A total of 57 patients were included in the data analysis. Patients’ ages ranged from 2 to 21 years of age at time of cancer diagnosis. Twenty-nine patients were less than 13 years of age at time of cancer diagnosis and the remaining 28 patients were 13 years or older. For patients less than 13 years of age, 17 were found to have leukemia diagnoses (T or B cell) and 12 were found to have either Hodgkin lymphoma or a solid tumor diagnosis. For patients 13 years or older, 4 were found to have been diagnosed with leukemia and the remaining 24 had either a Hodgkin lymphoma or solid tumor diagnosis. Solid tumor diagnoses included Wilms tumor, Ewing’s sarcoma, osteosarcoma, primary mediastinal large B cell lymphoma, germ cell tumor of the ovary, hepatoblastoma and undifferentiated sarcoma.
Premature ovarian insufficiency was identified in 5 patients. All 5 patients were found to be 13 years old or older. A Fisher’s exact test indicated statistical significance (p = 0.012) when comparing the two age groups and the presence of POI. Although all 5 patients with POI fell into the lymphoma/solid tumor category, no statistical significance (p = 0.15) was found when comparing cancer type (leukemia vs lymphoma/solid tumor) and presence of POI. This is likely attributable to the small patient population in each subgroup.
To evaluate associations between CED, age and presence of POI, a scatter plot was created (Fig. 2). As having POI was binary (yes or no) and CED was found to be not normally distributed, a nonparametric Spearman correlation was conducted to assess these variables with the primary outcome of interest.

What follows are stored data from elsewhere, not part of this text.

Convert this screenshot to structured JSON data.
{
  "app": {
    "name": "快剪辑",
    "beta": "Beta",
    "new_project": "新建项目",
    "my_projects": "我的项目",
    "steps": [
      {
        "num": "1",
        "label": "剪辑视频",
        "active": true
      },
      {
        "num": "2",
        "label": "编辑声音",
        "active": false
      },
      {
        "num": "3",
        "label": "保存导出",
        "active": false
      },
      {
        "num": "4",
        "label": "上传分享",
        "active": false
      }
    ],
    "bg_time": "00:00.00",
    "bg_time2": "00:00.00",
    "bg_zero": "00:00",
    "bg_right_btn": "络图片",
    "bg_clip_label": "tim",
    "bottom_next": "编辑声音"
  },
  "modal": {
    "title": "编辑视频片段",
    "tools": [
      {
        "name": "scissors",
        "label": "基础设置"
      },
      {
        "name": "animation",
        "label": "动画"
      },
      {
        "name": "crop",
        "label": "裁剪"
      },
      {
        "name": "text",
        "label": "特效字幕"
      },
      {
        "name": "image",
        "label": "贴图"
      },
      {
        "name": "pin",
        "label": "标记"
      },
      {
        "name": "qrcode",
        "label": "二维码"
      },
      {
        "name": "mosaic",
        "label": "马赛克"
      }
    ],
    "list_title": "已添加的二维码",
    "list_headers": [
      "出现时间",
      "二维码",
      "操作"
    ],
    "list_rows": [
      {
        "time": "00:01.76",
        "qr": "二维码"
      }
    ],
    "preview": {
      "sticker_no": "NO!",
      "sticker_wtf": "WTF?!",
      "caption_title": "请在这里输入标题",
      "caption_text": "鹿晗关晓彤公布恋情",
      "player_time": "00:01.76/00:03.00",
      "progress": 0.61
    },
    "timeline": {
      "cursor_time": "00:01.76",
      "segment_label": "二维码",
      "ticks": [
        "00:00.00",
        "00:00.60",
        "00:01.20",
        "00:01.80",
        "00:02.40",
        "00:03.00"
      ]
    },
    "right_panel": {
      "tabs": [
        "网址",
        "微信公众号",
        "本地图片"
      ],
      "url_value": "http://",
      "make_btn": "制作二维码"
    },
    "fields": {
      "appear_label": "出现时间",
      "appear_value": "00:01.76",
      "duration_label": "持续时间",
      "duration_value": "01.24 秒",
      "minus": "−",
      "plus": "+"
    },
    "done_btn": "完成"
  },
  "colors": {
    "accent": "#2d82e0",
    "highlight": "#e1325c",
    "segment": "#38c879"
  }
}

The correlation coefficient was not found to be relatively strong at R = 0.425 for CED vs age, however the P value was significant at 0.001 indicating that the higher CED values were associated with older ages. The majority of the lymphoma/solid tumor patients in our analysis were 13 years & older (n = 24). When assessing CED with POI, we did not find a statistically significant result (R = 0.225, p = 0.096). Interestingly, of those with POI, the CED ranged from 0 to 28.4gm/m2. As similar to the previous analysis, there was an association between older age and POI (R = 0.317, p = 0.017).

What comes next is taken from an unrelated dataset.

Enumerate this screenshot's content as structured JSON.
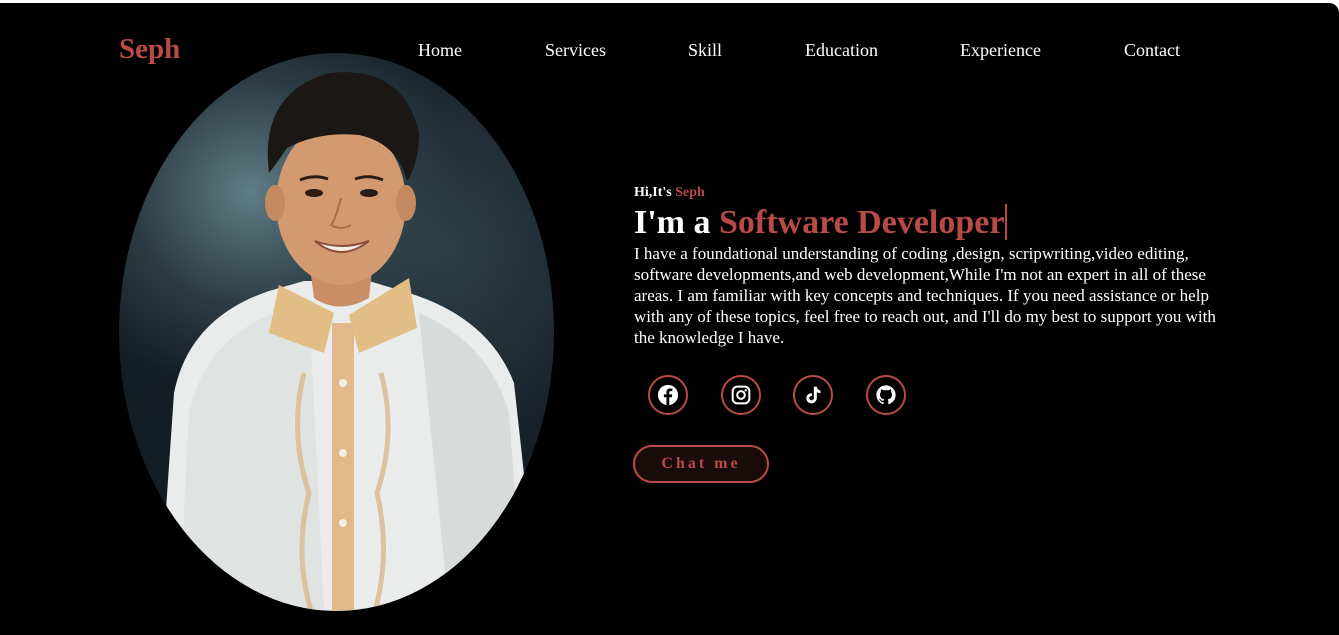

As the values for the continuous variable were quite broad, Table 1 shows the statistical summary for each hormone value and CED. Nine patients had AMH values available to report. These were not used in any analysis given the limited number. Seven out of the 9 patients were seen by REI and had levels drawn in their fertility evaluation. The range of AMH values was < 0.03–5.07 ng/mL. Of these 9 patients, only 1 patient was deemed to have POI given the levels of the other hormone values. This patient’s AMH was found to be < 0.03. A second patient’s AMH value was found to be 0.74, however, they were excluded from the original analysis due to only having FSH documented. Conversely, a third patient’s AMH value was reported at 0.7, however the remainder of their hormone evaluation and menses history was within normal limits.

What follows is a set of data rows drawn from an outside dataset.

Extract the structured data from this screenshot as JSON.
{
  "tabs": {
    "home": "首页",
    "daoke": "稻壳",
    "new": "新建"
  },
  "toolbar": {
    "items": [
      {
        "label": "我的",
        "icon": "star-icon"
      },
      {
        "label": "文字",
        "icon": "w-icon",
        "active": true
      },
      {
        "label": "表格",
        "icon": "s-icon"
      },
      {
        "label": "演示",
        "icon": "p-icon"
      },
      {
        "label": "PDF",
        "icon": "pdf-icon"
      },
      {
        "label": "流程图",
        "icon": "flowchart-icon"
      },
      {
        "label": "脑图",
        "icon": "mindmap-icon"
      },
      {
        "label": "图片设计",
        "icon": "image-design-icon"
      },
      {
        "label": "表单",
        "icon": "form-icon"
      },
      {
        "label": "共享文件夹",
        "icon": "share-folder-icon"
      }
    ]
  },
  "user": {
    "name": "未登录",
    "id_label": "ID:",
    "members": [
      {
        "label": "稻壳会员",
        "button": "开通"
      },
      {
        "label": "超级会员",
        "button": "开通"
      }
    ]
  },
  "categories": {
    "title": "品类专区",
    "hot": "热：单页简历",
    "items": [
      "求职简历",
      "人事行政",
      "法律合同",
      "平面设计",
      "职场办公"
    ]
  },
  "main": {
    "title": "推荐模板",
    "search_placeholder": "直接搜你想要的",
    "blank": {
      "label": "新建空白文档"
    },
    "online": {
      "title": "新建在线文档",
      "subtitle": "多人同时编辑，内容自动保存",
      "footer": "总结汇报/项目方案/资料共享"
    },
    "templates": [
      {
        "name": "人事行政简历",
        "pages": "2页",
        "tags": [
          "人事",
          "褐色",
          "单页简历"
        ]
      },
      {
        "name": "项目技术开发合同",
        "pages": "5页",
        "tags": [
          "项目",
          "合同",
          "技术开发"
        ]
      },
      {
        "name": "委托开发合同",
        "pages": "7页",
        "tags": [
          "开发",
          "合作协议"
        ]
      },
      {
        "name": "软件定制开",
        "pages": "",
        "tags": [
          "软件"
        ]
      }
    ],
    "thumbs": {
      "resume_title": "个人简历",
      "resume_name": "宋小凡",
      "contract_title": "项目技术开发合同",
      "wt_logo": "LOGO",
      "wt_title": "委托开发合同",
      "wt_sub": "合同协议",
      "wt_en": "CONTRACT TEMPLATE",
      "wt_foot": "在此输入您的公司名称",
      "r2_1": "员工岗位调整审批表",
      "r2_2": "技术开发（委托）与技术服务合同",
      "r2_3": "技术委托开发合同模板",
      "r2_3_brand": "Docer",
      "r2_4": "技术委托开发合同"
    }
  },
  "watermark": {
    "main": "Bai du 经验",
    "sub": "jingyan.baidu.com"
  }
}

Pregnancy was reported when information was made available. Twelve patients had documented live births. Of these 12, one patient was referred to REI and found to have an AMH of 0.74 with a history of abnormal periods. All 12 patients had received their diagnosis and chemotherapy when they were 13 years or older.
Menses history was recorded when found in documentation within the electronic record. Thirty patients separate from those used in the ovarian hormone analysis had menses history available following completion of chemotherapy. Due to the limited patient number, analyses were unable to be conducted. Twelve of the 30 patients were 13 years or older. Of the 30, only 5 patients had reported irregular menses. CED totals were available for 4 out of the 5 patients with a range of 0.33–8.3 gm/m2.